Entry 5 –

No big blog style entry today, not as many updates. Instead I will be doing my worry thought log, as I feel it helps me regulate my anxiety throughout the day. Yes it surprisingly works for me!

Okay here they are:

I woke up too late again, I’ll never be anything I am waking up late because of what happened a few days ago with the helicopters, my schedule is out of whack so it will take a few days to fix it. Besides, it’s the changing season, since it is getting colder now it will take a few days to get used to waking up to such a cold room. After a few days I’m sure I will adjust to this change and it will be a lot easier for me to get out of bed not just wake up with a little determination! Side note I will consider buying a small heater this year.

I didn’t exercise enough yesterday and I feel like it will lead to palpitations Well so what? I can do more exercise today, and tomorrow and the day after that! If I’m not getting enough exercise/outside time then all I have to do is structure my schedule better and spend less time sitting/more time doing.

Me and my friend will never be able to get through our project in time That’s not true, actually we both agreed to divide the work up nicely and work harder our next session so that the work gets done in time!

I still haven’t heard back from the job what if they don’t hire me? Well then it’s there loss because I’d be great for that role. In the mean time, who cares, let’s apply to more jobs while we wait for their response!

What if I die alone? Nothing, it’s not that big of a deal. And for that matter, would you really want to die alone AND be worrying about it, or just die alone but be free of worry? I think the latter is the more sensible option.

I can’t get on that train. Here’s a novel idea, you can and you will and it won’t even be a big deal.

Okay well what if I have to use the bathroom? I’ll hold it till I get off the train and go home.

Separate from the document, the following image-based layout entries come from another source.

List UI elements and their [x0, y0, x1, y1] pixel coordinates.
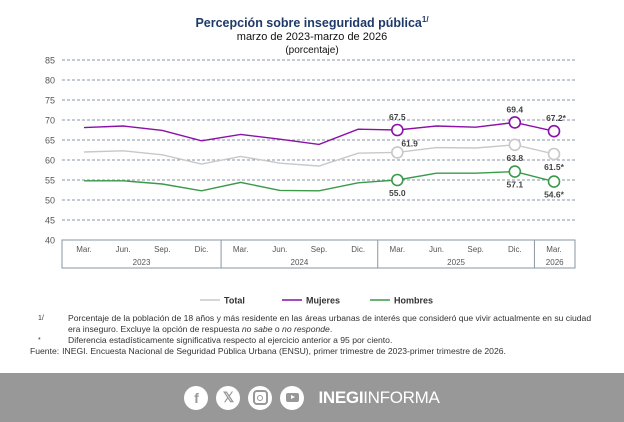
- series-line-total: [83, 144, 555, 167]
- data-label: 67.5: [389, 112, 406, 122]
- x-tick-label: Jun.: [272, 245, 287, 254]
- year-label: 2024: [291, 258, 309, 267]
- facebook-icon[interactable]: f: [184, 385, 209, 410]
- x-icon[interactable]: 𝕏: [216, 385, 241, 410]
- youtube-icon[interactable]: [280, 385, 305, 410]
- y-tick-label: 55: [45, 176, 55, 186]
- chart-title: Percepción sobre inseguridad pública1/: [195, 15, 429, 31]
- chart-subtitle: marzo de 2023-marzo de 2026: [236, 31, 388, 43]
- legend-label-hombres: Hombres: [394, 296, 433, 306]
- data-point-hombres: [547, 175, 561, 188]
- x-tick-label: Mar.: [546, 245, 562, 254]
- x-tick-label: Mar.: [390, 245, 406, 254]
- source: Fuente: INEGI. Encuesta Nacional de Segur…: [30, 346, 506, 356]
- year-label: 2025: [447, 258, 465, 267]
- data-label: 54.6*: [544, 190, 565, 200]
- data-label: 57.1: [507, 180, 524, 190]
- legend-label-mujeres: Mujeres: [306, 296, 340, 306]
- x-tick-label: Sep.: [467, 245, 483, 254]
- data-label: 55.0: [389, 188, 406, 198]
- data-point-mujeres: [508, 116, 522, 129]
- data-label: 61.9: [401, 138, 418, 148]
- x-tick-label: Sep.: [311, 245, 327, 254]
- x-tick-label: Jun.: [429, 245, 444, 254]
- data-label: 69.4: [507, 104, 524, 114]
- x-tick-label: Jun.: [116, 245, 131, 254]
- data-label: 67.2*: [546, 113, 567, 123]
- notes: 1/Porcentaje de la población de 18 años …: [30, 313, 593, 357]
- x-tick-label: Mar.: [233, 245, 249, 254]
- y-tick-label: 60: [45, 156, 55, 166]
- year-label: 2026: [546, 258, 564, 267]
- y-tick-label: 40: [45, 236, 55, 246]
- instagram-icon[interactable]: [248, 385, 273, 410]
- data-point-total: [391, 146, 404, 159]
- x-tick-label: Dic.: [195, 245, 209, 254]
- x-tick-label: Dic.: [351, 245, 365, 254]
- year-label: 2023: [133, 258, 151, 267]
- data-label: 63.8: [507, 153, 524, 163]
- unit-label: (porcentaje): [285, 45, 339, 56]
- x-tick-label: Sep.: [154, 245, 170, 254]
- series-line-mujeres: [83, 121, 555, 146]
- x-axis-box: [61, 239, 576, 269]
- footer: f 𝕏 INEGIINFORMA: [0, 373, 624, 422]
- data-point-mujeres: [547, 124, 561, 138]
- y-tick-label: 75: [45, 96, 55, 106]
- y-tick-label: 70: [45, 116, 55, 126]
- note-1: 1/Porcentaje de la población de 18 años …: [38, 313, 592, 334]
- y-tick-label: 65: [45, 136, 55, 146]
- y-tick-label: 85: [45, 56, 55, 66]
- x-tick-label: Dic.: [508, 245, 522, 254]
- x-tick-label: Mar.: [76, 245, 92, 254]
- data-point-hombres: [391, 173, 404, 187]
- inegi-informa-logo[interactable]: INEGIINFORMA: [318, 387, 440, 407]
- data-point-total: [508, 138, 522, 152]
- legend-label-total: Total: [224, 296, 245, 306]
- chart: 40 45 50 55 60 65 70 75 80 85 Mar. Jun. Sep. Dic. Mar.…: [45, 56, 576, 306]
- y-tick-label: 50: [45, 196, 55, 206]
- y-tick-label: 80: [45, 76, 55, 86]
- series-line-hombres: [84, 170, 555, 192]
- data-label: 61.5*: [544, 162, 565, 172]
- y-tick-label: 45: [45, 216, 55, 226]
- data-point-mujeres: [391, 123, 404, 137]
- data-point-hombres: [508, 165, 522, 178]
- data-point-total: [547, 147, 561, 161]
- note-asterisk: * Diferencia estadísticamente significati…: [38, 335, 393, 345]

But what if it’s an emergency? Well then I’ll get off on the soonest available stop and find a restroom. At this point urination isn’t an issue for me because I’ve demonstrated time and again I can hold it when I’m outside for a few hours except in special circumstances when for some reason I have to go really bad the second I get to my destination.

What if I don’t do enough today and am less productive than yesterday? Well then so what, I’ll do that stuff the next day. There’s no need to worry about work you can’t finish today. You are already tired from the work that you did do and don’t need the extra stress.